The EU Referendum last year created a massive rift in the country, both in terms of opinions about the economics of leaving the EU and in regards to immigration and questions the whole fabric of UK society and the belief that we are a ‘tolerant’ society.
With most of the claims made by the ‘Brexit’ camp turning out to be lies and those of the ‘Remain’ camp coming to be shown as not as exaggerated as their opponents claim, according to many commentators; it is Parliament who should have the final say in how we actually do leave the EU rather than the Government itself.
However, given the stance taken by Theresa May and her mostly ‘Brexit’ ministers that only they should have the final say on any exit deal with the EU; an all-party grouping of MPs formed to put pressure on the Government and their fellow MPs, calling themselves the ‘All-Party Parliamentary Group on EU Relations’ (APPG on EU Relations).
Their website which links via the logo above states:
"We are a large group of UK Parliamentarians, mostly elected Members of the House of Commons but also the House of Lords, drawn from all the major political parties in our country. The people we serve expect politicians of different parties to work together in the national interest to secure the best possible outcome for our communities. With that objective in mind, we are working to secure the best and closest possible relationship with the EU and its 27 member countries who have been our allies, partners and friends in building a better UK and a better world."
Today, the Government released its position paper on post-Brexit customs arrangements between the United Kingdom and the European Union, following weeks of chaos and disagreement between the Cabinet as to the Government position on our remaining within the Customs Union following ‘Brexit’.
You can download the Government policy document entitled ‘Future customs arrangements: a future partnership paper’ by clicking on the cover picture further down the page.
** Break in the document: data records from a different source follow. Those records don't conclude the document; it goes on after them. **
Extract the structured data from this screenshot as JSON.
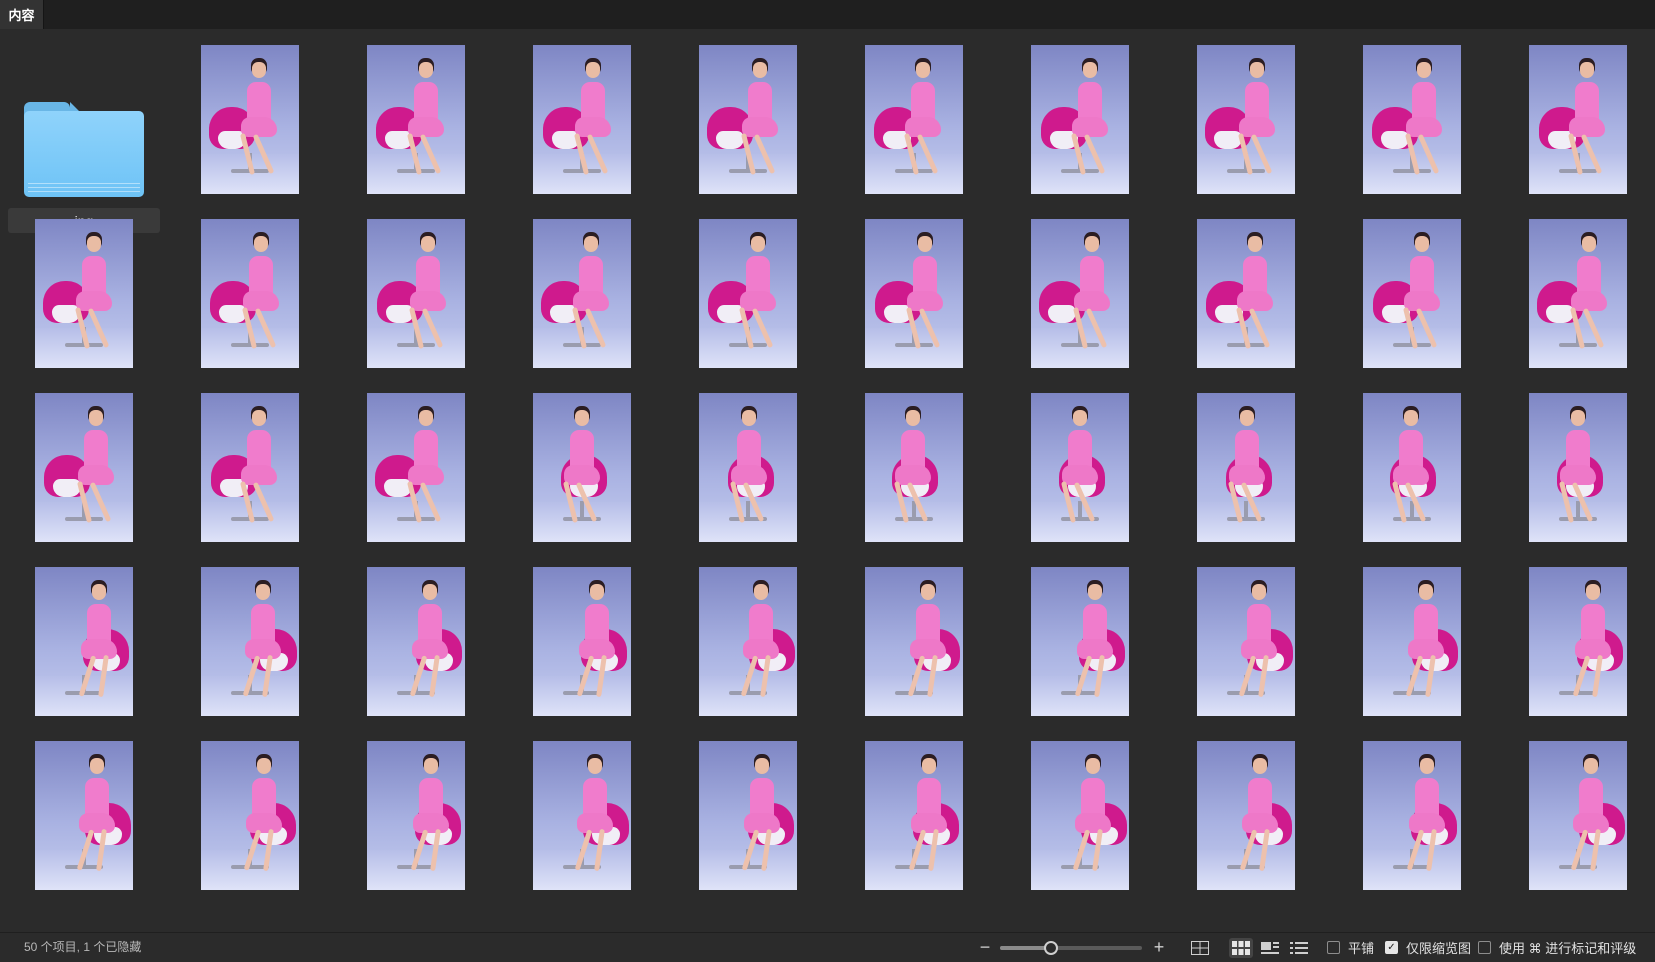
{
  "tab": {
    "label": "内容"
  },
  "folder": {
    "label": "jpg"
  },
  "grid": {
    "photo_count": 49,
    "columns": 10,
    "rows": 5
  },
  "statusbar": {
    "item_count_text": "50 个项目, 1 个已隐藏",
    "zoom_level": 0.35,
    "tile_label": "平铺",
    "tile_checked": false,
    "thumb_only_label": "仅限缩览图",
    "thumb_only_checked": true,
    "mark_label": "使用 ⌘ 进行标记和评级",
    "mark_checked": false
  },
  "colors": {
    "background": "#2b2b2b",
    "folder": "#6ec3f6",
    "photo_backdrop": "#a9b2e2",
    "chair": "#cf1a8d",
    "dress": "#f07ccc"
  }
}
This policy document published today (15th August 2017), was quickly followed by a press release from the APPG on EU Relations:
Commenting, Chuka Umunna MP, Co-Chair of the APPG on EU Relations, said:
“As the Brexit negotiations go forward, it is crucial that Ministers take positions based on realism rather than wishful thinking. Unfortunately, such realism is thin on the ground in this position paper.
They might promise frictionless trade, but they are offering a red tape bombshell for British business.
Ministers effectively concede that Britain will need to stay in the Customs Union for transition. But it is a fantasy to believe that we can essentially stay in the Customs Union for a transitional period and yet negotiate trade deals with countries around the world at the same time.
More worryingly, such a transition only moves the cliff edge for business from 2019 to 2021. If we leave the Customs Union, British firms will still face damaging disruption to their imports, exports and supply chains.
To truly ensure frictionless trade between Britain and the European Union, the Government should negotiate to keep Britain in the Customs Union after Brexit. Of course, Parliament must have its say on all of this.”
Commenting further, Anna Soubry MP, Co-Chair of the APPG on EU Relations, added:
It’s welcome that the Government appear to acknowledge the importance of the benefits of the Customs Union to our economy. A transitional arrangement may involve technically leaving the Customs Union, but in reality it will be the status quo, which is good news for British businesses and at least gives them more time to prepare for life outside the European Union.
Ministers appear to be moving in the right direction. But they need to go further. They should acknowledge that no new agreement with the EU can fully replace the benefits of Customs Union membership, as the EU and business has made clear.
With regard to our post-transition EU customs arrangements, it is vital Parliament has its say on which of the options in the position paper the Government chooses to adopt. Businesses of whatever size should use the next few months to lobby their local MP and their trade organisations. MPs must have a say on the final arrangements as laid out in the paper and other alternatives.”
More importantly is the view of the EU, and that doesn’t look good for the Tory policy.
Already within hours of the policy paper coming out, former EU Commissioner Karel De Gucht has warned Britain by describing the plans being put forward by the Government as “very problematic” and at odds with Brussels’ ideas for a transitional period.
The Belgian, who was European Commissioner for Trade between 2010 and 2014, suggested the EU would accept the status quo on customs for several years only on its terms with Britain abiding by decisions of the European Court of Justice, paying contributions – and not seeking to sign preferential trade deals with third countries.
But Cabinet ministers who clearly want their cake and eat it too, have already insisted that Britain must also be free to negotiate free trade agreements with non-EU countries, from day one after departure in 2019.
This of course would allow the UK to undercut the EU in trade deals as far as the other 27 countries are concerned, not to mention the view of the Irish Government with regard to borders once we leave the EU. They insist that a new border, the Irish Sea, should be determined in order to ensure no ‘hard borders’ with the UK.
Clearly the Government’s stance on the Customs Union is a non-starter and simply pie in the sky, along with all of the promises made by the ‘Brexit’ dominated government.
But the certainty is that working people and Trade Unions will not benefit from anything this Tory government does with regard to leaving the EU, or indeed any government in the view of those wishing to remain in the EU.